I think the alien was a really lame final boss. Compare this to the epic scale of the dragon or the Gutsdozer and it just doesn’t work as a grand finale. Plus, it’s all or nothing, since if you run out of the ultra-lame Bubble Man weapon, the game is over. There’s no item refills in the level leading up to it and no other weapons work. That is the absolute f*cking sh*ts as far as final boss fights go. While I’ve never actually lost this fight, it’s not hard to imagine someone dying. You have to be right on top of the f*cking thing for the bubble to work, but the alien’s touch takes over half your life bar. If you think THIS is a bad finale, just wait until Mega Man 3.
It’s a formula so bulletproof that Capcom essentially just kept reusing the same game code from the first game, leaving things like the hero sprite mostly unchanged. I’m not even kidding about using the same code, either.

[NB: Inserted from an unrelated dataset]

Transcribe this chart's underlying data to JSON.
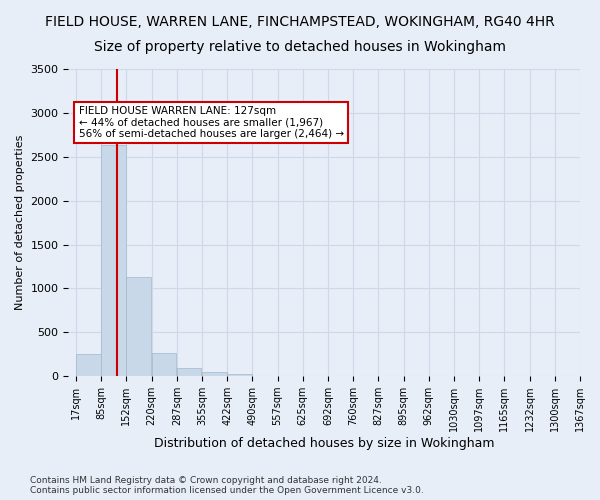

Within the code of Mega Man 2, you can find whole stages of Mega Man 1, because that’s how they made the sequel. They just reworked the existing code from the first game. So for example, Metal Man’s stage contains within it, unseen by players, both data from Cut Man’s stage AND Wily Stage 1 from Mega Man 1. Bubble Man’s stage also contains Wily Stage 4. I’m pretty sure this is the only game in the series that contains the previous game’s data (basically garbage code), but you can just look at Mega Man games and see that a lot of asset flipping or slight retouching is done. That’s fine too. Hell, even Disney used to do that. As long as the games remain fun, that’s all that matters. Decades after Mega Man 2, they made two more Mega Man games using this style of art, Mega Man 9 and Mega Man 10, sticking like glue to the formula perfected here, and people loved them! That tells me that, while the games might be fun individually, it’s the formula people really love. Mega Man is the McDonald’s hamburger of gaming: it’s the same thing every time, no matter where you get it from. I mean that as a complement, too. Do you realize how hard that is to pull off that kind of consistency across decades?
Verdict: YES!
AND NOW
GENERIC ACTION ONE-LINER THEATER

“Remember when I told you that I hate to burst your bubble? I LIED!” And here’s a random fun fact: Bubble Man was one of the two bosses that didn’t make it off the drawing board for Mega Man 1, along with Oil Man. Oil Man would be restored in the PSP game Powered-Up, but since Bubble Man made it into Mega Man 2, he was replaced with Time Man. Had he been in Mega Man 1, Oil Man’s weapon would have been his weakness.

“Paging Doctor Metal Man! Doctor Metal Man, you’re wanted……….. In the morgue!”

“He was a real flash in the pan!”

“How much life does Heat Man have left? ZIPPO!”

“I’m the Partly Crasher.” “Don’t you mean Party Crasher?” “No, PARTLY Crasher. As in I’ll crash you partly now, and partly during the boss rush!”

“You’re now both the quick AND the dead!”

“I’m not a big fan. I guess you can’t say the same thing!”

“Talk to your doctor if Wood Man lasts for longer than eight hours.”